Wednesday's attack was the sixth on schoolchildren in China since March, prompting calls for more security at schools and raising questions about the social tensions that underlie China's rapid economic changes.
Joseph Cheng, a political science professor at Hong Kong's City University, said the series of attacks did reveal a certain "demonstration or imitation effect".
"But I think the deeper causes are in the process of transforming a socialist economy into a highly-competitive, high-pressure market economy ... there are people who cannot cope," he told Al Jazeera.
Attacks in China this year
"At the same time corruption, policy abuses, privileges are also serious problems in China, hence you have individuals who feel injustice has been done to them and there are grievances."
The assault occurred despite heightened security countrywide, with gates and cameras installed at some schools and additional police and guards posted at entrances.

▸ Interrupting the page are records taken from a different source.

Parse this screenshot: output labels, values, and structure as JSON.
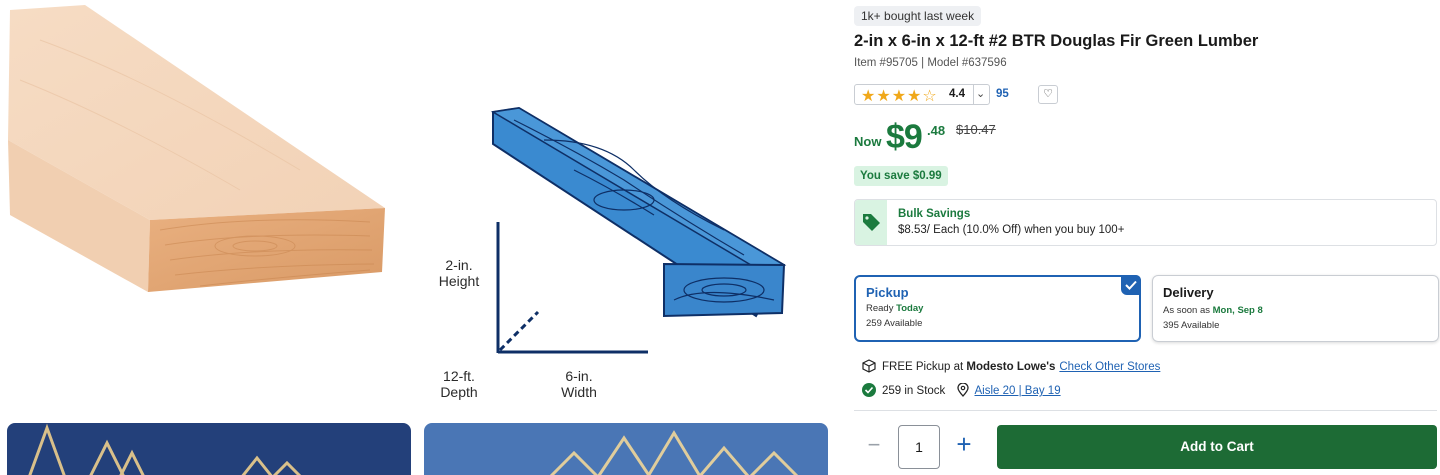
{
  "gallery": {
    "diagram": {
      "height_label": "2-in.\nHeight",
      "depth_label": "12-ft.\nDepth",
      "width_label": "6-in.\nWidth"
    }
  },
  "product": {
    "badge": "1k+ bought last week",
    "title": "2-in x 6-in x 12-ft #2 BTR Douglas Fir Green Lumber",
    "item_line": "Item #95705 | Model #637596",
    "rating": "4.4",
    "review_count": "95",
    "price_prefix": "Now",
    "price_dollars": "$9",
    "price_cents": ".48",
    "price_was": "$10.47",
    "savings": "You save $0.99"
  },
  "bulk": {
    "title": "Bulk Savings",
    "text": "$8.53/ Each (10.0% Off) when you buy 100+"
  },
  "fulfillment": {
    "pickup": {
      "title": "Pickup",
      "ready_prefix": "Ready",
      "ready_value": "Today",
      "available": "259 Available"
    },
    "delivery": {
      "title": "Delivery",
      "eta_prefix": "As soon as",
      "eta_value": "Mon, Sep 8",
      "available": "395 Available"
    }
  },
  "store": {
    "pickup_prefix": "FREE Pickup at",
    "store_name": "Modesto Lowe's",
    "check_other": "Check Other Stores",
    "stock": "259 in Stock",
    "aisle": "Aisle 20 | Bay 19"
  },
  "cart": {
    "quantity": "1",
    "add_label": "Add to Cart"
  },
  "colors": {
    "brand_green": "#1b7a3e",
    "cart_green": "#1d6b35",
    "link_blue": "#1f62b3",
    "star": "#f0a81a"
  }
}
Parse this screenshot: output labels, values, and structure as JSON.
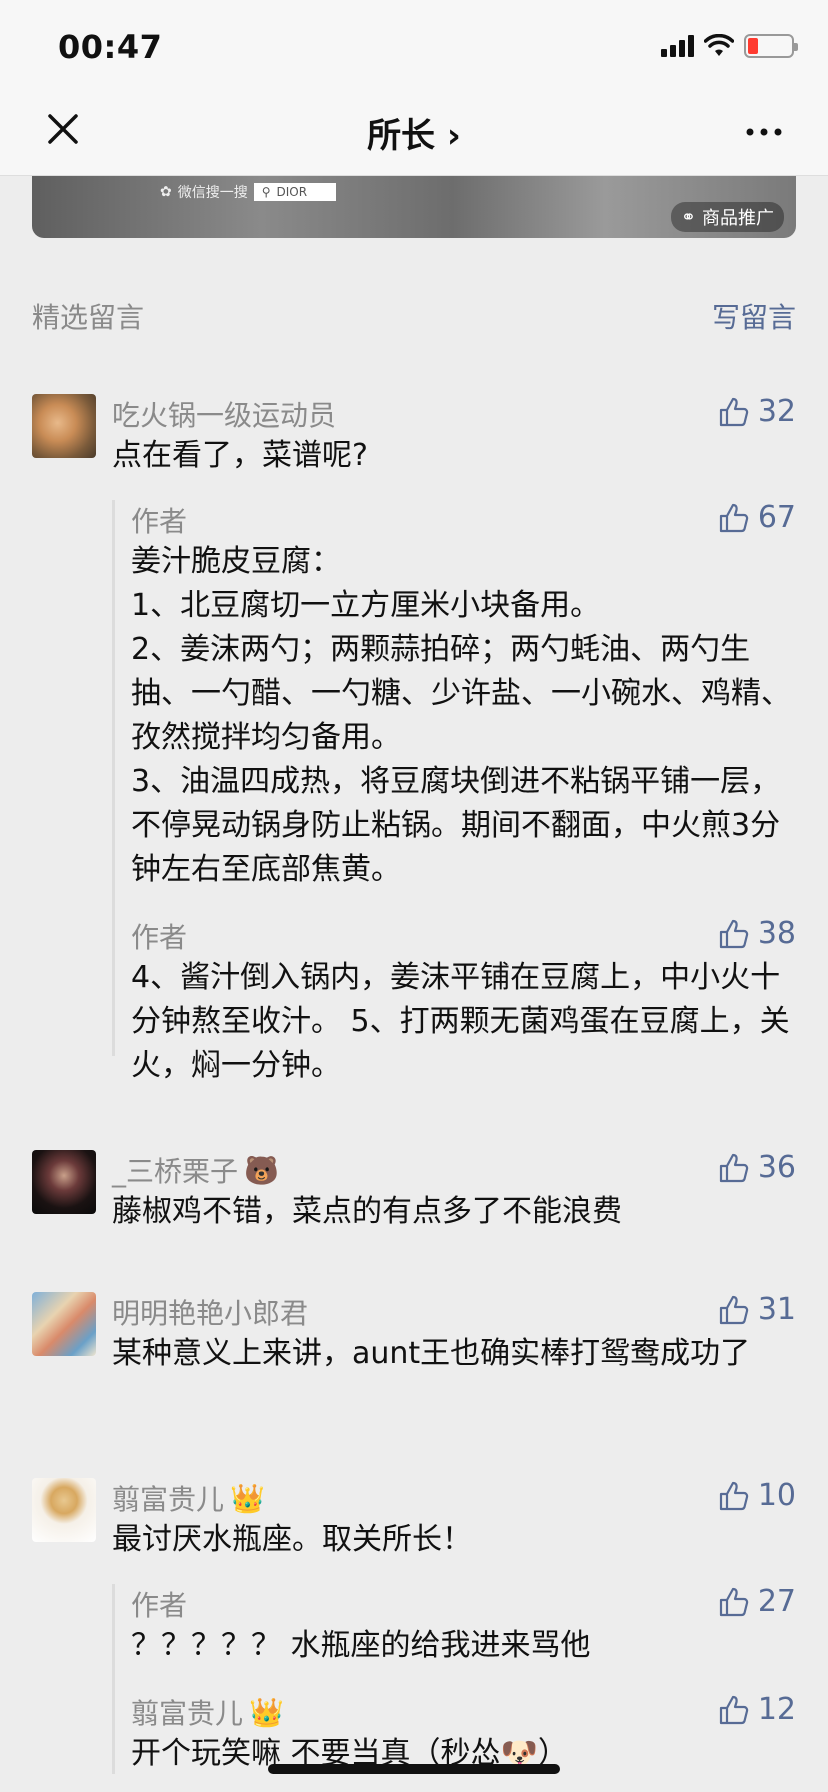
{
  "status_bar": {
    "time": "00:47",
    "battery_color": "#ff3b30"
  },
  "nav": {
    "title": "所长 ›",
    "close_icon": "close-icon",
    "more_icon": "more-icon"
  },
  "ad": {
    "search_text": "微信搜一搜",
    "search_query": "DIOR",
    "label": "商品推广"
  },
  "section": {
    "title": "精选留言",
    "write_label": "写留言"
  },
  "comments": [
    {
      "nickname": "吃火锅一级运动员",
      "likes": "32",
      "text": "点在看了，菜谱呢?",
      "replies": [
        {
          "nickname": "作者",
          "likes": "67",
          "text": "姜汁脆皮豆腐：\n1、北豆腐切一立方厘米小块备用。\n2、姜沫两勺；两颗蒜拍碎；两勺蚝油、两勺生抽、一勺醋、一勺糖、少许盐、一小碗水、鸡精、孜然搅拌均匀备用。\n3、油温四成热，将豆腐块倒进不粘锅平铺一层，不停晃动锅身防止粘锅。期间不翻面，中火煎3分钟左右至底部焦黄。"
        },
        {
          "nickname": "作者",
          "likes": "38",
          "text": "4、酱汁倒入锅内，姜沫平铺在豆腐上，中小火十分钟熬至收汁。 5、打两颗无菌鸡蛋在豆腐上，关火，焖一分钟。"
        }
      ]
    },
    {
      "nickname": "_三桥栗子",
      "nickname_emoji": "🐻",
      "likes": "36",
      "text": "藤椒鸡不错，菜点的有点多了不能浪费"
    },
    {
      "nickname": "明明艳艳小郎君",
      "likes": "31",
      "text": "某种意义上来讲，aunt王也确实棒打鸳鸯成功了"
    },
    {
      "nickname": "翦富贵儿",
      "nickname_emoji": "👑",
      "likes": "10",
      "text": "最讨厌水瓶座。取关所长！",
      "replies": [
        {
          "nickname": "作者",
          "likes": "27",
          "text": "？？？？？ 水瓶座的给我进来骂他"
        },
        {
          "nickname": "翦富贵儿",
          "nickname_emoji": "👑",
          "likes": "12",
          "text": "开个玩笑嘛 不要当真（秒怂🐶）"
        }
      ]
    }
  ],
  "colors": {
    "link": "#576b95",
    "meta": "#8a8a8a",
    "background": "#ededed"
  }
}
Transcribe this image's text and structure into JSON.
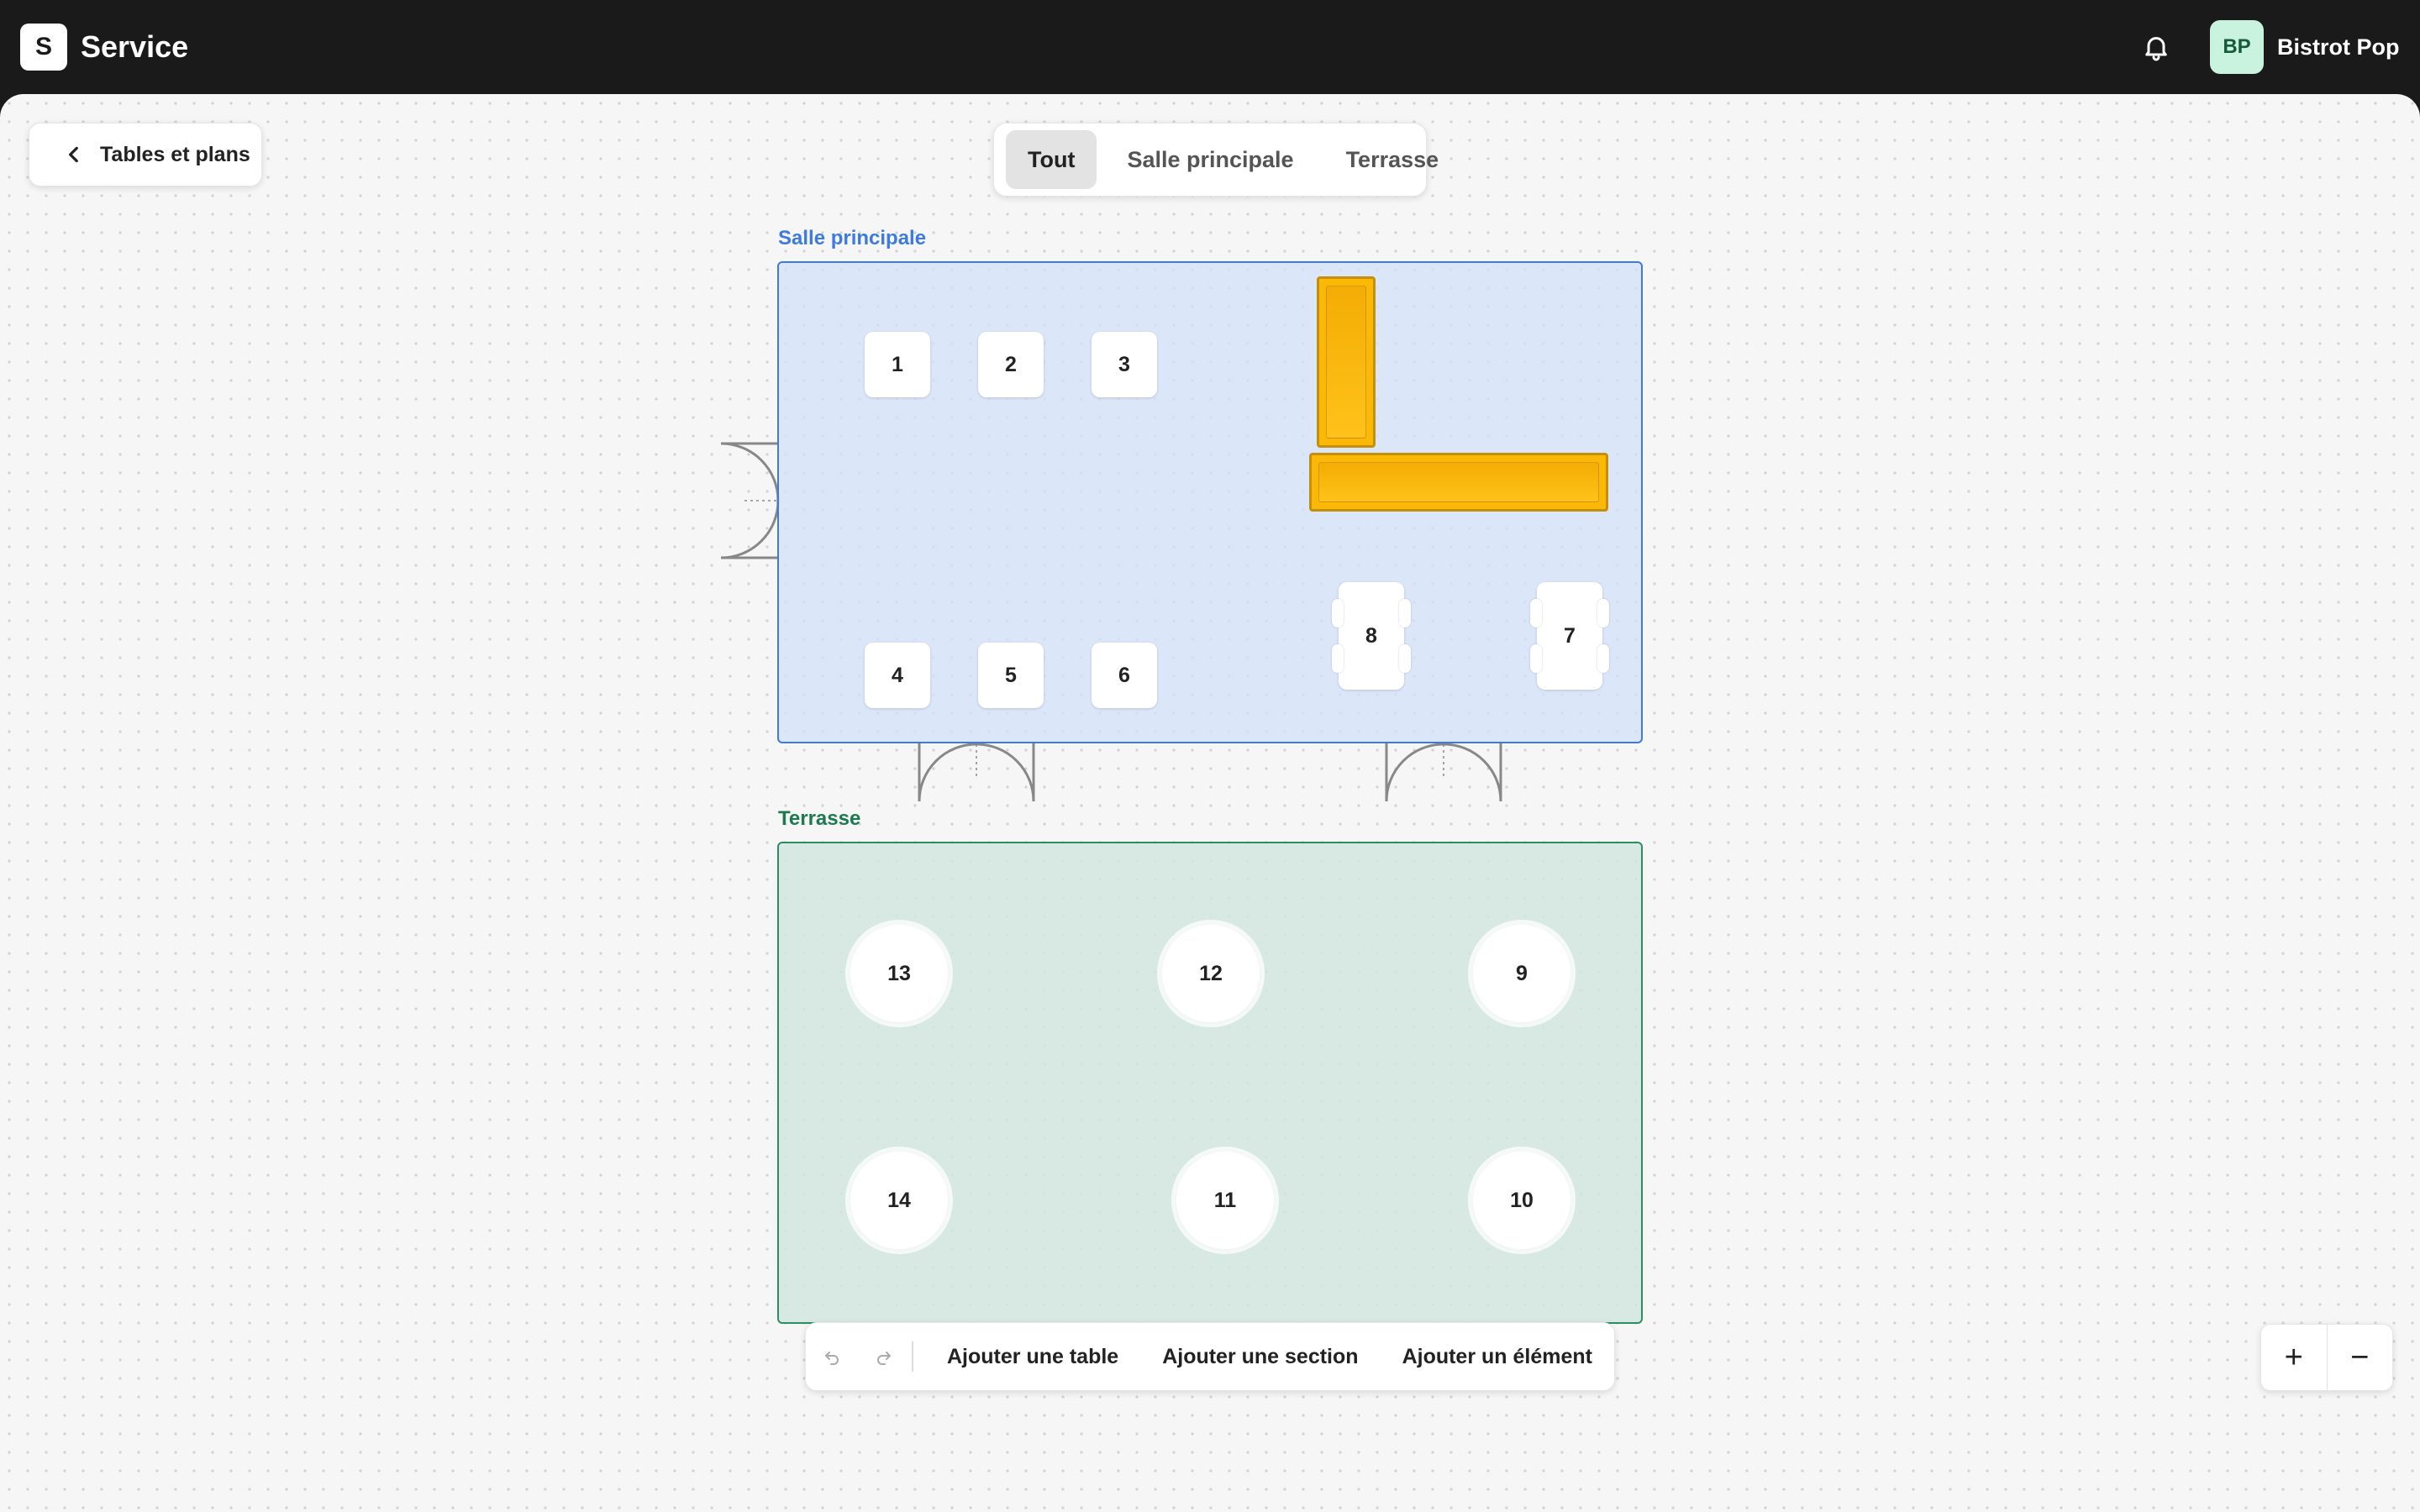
{
  "app": {
    "logo_letter": "S",
    "title": "Service"
  },
  "account": {
    "initials": "BP",
    "name": "Bistrot Pop"
  },
  "back_button": {
    "label": "Tables et plans"
  },
  "filter_tabs": [
    {
      "label": "Tout",
      "active": true
    },
    {
      "label": "Salle principale",
      "active": false
    },
    {
      "label": "Terrasse",
      "active": false
    }
  ],
  "sections": {
    "main": {
      "label": "Salle principale",
      "color": "#3d7be0"
    },
    "terrace": {
      "label": "Terrasse",
      "color": "#1b7a4e"
    }
  },
  "tables": {
    "t1": "1",
    "t2": "2",
    "t3": "3",
    "t4": "4",
    "t5": "5",
    "t6": "6",
    "t7": "7",
    "t8": "8",
    "t9": "9",
    "t10": "10",
    "t11": "11",
    "t12": "12",
    "t13": "13",
    "t14": "14"
  },
  "toolbar": {
    "undo_icon": "undo-icon",
    "redo_icon": "redo-icon",
    "add_table": "Ajouter une table",
    "add_section": "Ajouter une section",
    "add_element": "Ajouter un élément"
  },
  "zoom": {
    "in": "+",
    "out": "−"
  },
  "colors": {
    "bar": "#fbb806",
    "topbar": "#1a1a1a",
    "avatar_bg": "#c9f2df"
  }
}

China's public security ministry has also vowed a "strike hard" campaign against attackers.
On Wednesday, local media said the authorities had detained several people suspected of harbouring intentions of school attacks, but did not elaborate on their evidence.
Cheng said as a short-term measure the government was on alert and had mobilised the police and probably the grassroots party network to monitor the situation.
'Mental health neglected'
Police have sealed off the kindergarten where the attack took place [Reuters]
"But in the long term, it shows that mental health is a very serious and much-neglected problem in China's healthcare system," Cheng said.
"There is a chronic shortage of psychiatrists and people usually don't regard mental disturbances as a sickness to be tackled - they simply hide the issue."
Al Jazeera's Melissa Chan, reporting from near the kindergarten in Shaanxi province, said the authorities had also pulled almost all news about Wednesday's attack from local media, in part to prevent copycat killings.
There was a real worry that people were starting to take this route to attract attention to their grievances, our correspondent said.
But there could also be fear of backlash against the government, which was supposed to be protecting schools after the previous attacks.
Cheng said the news blackout might also be an attempt by the authorities to suppress the panic on the part of worried parents.